The next: A mother and her 2-year-old son from El Salvador, who’d spent 16 days hiking from Presidio, Tex., before being caught by Border Patrol agents near Van Horn. The mother wore tattered sandals and needed an air cast for a sprained ankle. The baby had diaper rash and insect bites on his back. “You’ll feel better after rest and some Benadryl,” Garner told them.
He kept moving back and forth between the ER and the adjacent clinic to see patients, traveling the long hallway that encompassed the entirety of health care in Van Horn. Each appointment began with a nurse filling out one of the hospital’s intake forms, which were categorized by patient symptom, 142 different versions of medical need in a small town: “wheezing,” “seizure,” “animal bite,” “puncture wound,” “fever,” “altered mental status,” “major burn,” “sexual assault,” “overdose.” Garner walked to the ER to treat a mechanic with a sinus infection. He walked to the clinic to see a truck driver for an annual physical. He walked back to the ER to evaluate a prison inmate with a potentially broken nose.
On some days, it seemed to Garner like the hallway was always getting longer, and so was the distance between Van Horn and his ranch in Central Texas. He’d worn out two cars making the 400-mile commute back and forth and wrecked his small airplane in a hard landing, but still he kept coming back.

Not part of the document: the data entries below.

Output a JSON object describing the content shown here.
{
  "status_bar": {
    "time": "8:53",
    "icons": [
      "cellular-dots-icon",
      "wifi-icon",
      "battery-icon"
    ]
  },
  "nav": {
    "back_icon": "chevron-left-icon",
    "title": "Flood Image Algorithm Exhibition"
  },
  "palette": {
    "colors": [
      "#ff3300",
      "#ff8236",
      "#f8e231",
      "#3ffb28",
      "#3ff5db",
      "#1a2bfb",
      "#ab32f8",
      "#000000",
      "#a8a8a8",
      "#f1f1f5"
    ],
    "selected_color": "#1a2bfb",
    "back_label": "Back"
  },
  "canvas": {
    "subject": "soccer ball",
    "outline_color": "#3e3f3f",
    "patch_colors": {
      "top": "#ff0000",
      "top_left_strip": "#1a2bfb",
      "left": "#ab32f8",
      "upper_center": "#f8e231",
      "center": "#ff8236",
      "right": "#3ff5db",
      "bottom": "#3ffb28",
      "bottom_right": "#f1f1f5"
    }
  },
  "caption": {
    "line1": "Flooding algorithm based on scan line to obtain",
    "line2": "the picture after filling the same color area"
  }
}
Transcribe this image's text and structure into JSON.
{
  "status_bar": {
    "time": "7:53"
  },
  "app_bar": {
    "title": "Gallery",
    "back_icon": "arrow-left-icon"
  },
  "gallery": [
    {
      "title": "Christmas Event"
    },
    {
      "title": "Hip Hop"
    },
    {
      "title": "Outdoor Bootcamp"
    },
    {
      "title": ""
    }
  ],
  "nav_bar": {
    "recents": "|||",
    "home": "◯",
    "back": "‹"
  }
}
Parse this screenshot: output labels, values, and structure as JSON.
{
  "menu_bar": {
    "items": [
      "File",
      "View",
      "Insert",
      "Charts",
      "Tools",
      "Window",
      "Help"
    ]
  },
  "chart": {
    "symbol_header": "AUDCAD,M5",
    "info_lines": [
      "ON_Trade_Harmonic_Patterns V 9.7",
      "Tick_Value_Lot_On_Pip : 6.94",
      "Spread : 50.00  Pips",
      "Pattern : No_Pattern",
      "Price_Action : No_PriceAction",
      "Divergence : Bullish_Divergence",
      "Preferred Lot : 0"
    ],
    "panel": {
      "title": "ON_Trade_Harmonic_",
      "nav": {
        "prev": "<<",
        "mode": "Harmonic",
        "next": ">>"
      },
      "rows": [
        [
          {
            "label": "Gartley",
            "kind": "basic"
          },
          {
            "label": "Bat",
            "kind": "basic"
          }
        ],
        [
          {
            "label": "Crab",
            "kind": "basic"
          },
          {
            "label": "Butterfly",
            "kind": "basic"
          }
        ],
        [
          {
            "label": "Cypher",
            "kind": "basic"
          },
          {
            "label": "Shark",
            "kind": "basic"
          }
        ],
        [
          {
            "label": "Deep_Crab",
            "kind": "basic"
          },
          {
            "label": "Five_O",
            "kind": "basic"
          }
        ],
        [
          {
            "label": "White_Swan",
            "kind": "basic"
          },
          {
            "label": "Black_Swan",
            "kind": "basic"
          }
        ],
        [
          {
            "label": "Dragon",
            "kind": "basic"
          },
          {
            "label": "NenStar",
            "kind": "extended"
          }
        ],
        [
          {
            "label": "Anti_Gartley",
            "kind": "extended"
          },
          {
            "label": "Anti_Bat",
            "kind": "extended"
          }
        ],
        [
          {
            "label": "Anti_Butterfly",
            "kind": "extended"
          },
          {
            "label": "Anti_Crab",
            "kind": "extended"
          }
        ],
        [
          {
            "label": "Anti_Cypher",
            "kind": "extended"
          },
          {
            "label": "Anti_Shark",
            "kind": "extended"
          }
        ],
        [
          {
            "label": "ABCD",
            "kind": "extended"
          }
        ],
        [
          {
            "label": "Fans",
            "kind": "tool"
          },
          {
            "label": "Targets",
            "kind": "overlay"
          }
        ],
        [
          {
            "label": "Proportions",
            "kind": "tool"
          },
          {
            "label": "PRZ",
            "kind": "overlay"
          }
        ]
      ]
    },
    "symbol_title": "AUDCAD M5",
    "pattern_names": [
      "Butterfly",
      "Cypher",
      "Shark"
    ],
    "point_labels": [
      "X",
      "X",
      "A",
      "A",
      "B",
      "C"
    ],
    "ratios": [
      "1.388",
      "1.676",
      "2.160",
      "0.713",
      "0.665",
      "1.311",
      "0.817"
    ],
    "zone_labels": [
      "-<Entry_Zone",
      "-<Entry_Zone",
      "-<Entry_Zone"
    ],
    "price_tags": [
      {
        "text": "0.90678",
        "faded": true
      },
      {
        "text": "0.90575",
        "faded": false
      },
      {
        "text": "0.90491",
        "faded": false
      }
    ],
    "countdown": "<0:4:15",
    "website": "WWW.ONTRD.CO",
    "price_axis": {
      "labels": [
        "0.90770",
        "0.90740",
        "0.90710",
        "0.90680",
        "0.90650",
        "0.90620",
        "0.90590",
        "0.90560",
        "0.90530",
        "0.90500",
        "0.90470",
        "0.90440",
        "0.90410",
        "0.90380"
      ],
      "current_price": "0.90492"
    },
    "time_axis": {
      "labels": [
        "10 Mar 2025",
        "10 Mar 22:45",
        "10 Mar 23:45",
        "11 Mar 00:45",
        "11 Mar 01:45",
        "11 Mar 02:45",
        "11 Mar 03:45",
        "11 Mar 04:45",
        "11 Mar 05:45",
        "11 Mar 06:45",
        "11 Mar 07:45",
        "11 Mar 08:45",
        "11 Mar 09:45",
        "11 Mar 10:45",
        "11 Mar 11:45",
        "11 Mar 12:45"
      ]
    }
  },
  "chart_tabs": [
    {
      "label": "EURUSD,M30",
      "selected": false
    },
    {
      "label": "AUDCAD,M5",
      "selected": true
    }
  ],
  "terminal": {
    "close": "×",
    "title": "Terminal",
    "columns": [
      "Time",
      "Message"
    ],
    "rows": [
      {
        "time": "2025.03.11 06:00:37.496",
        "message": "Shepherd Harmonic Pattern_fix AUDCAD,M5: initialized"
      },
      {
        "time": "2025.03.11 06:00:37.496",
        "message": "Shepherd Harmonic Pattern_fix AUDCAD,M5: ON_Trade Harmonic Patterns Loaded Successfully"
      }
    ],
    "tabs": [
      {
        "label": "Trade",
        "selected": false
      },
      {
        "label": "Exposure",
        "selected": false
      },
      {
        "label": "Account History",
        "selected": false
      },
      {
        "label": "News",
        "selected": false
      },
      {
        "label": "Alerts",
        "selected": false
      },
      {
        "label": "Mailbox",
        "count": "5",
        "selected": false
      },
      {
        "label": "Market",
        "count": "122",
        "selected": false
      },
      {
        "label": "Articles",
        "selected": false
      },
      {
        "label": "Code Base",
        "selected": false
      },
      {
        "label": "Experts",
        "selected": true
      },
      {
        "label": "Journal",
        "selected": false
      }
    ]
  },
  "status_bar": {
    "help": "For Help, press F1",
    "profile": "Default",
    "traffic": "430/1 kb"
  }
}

“I’ll try to keep going at least until I’m 70,” Garner told his last patient of the day, a drifter who’d moved from out of state after he saw a classified advertisement for cheap land in West Texas. He’d spent the last several months stuck in town with no savings, worsening arthritis and breathing troubles.
“If not for you, I might be gone already,” he told Garner. “You should keep going until you’re 80.”
Garner checked the patient’s oxygen levels and wrote refills for his prescriptions. He noticed a growth on the patient’s hand and told him it would require a follow-up appointment.
“I can come back tomorrow,” the patient said.
“I won’t be here,” Garner said. He explained he had his own doctor’s appointment, which required traveling more than 100 miles from Van Horn, which meant that for at least a little while a county with only one practicing doctor would have none.
“Don’t worry,” Garner said. “I won’t be gone long.”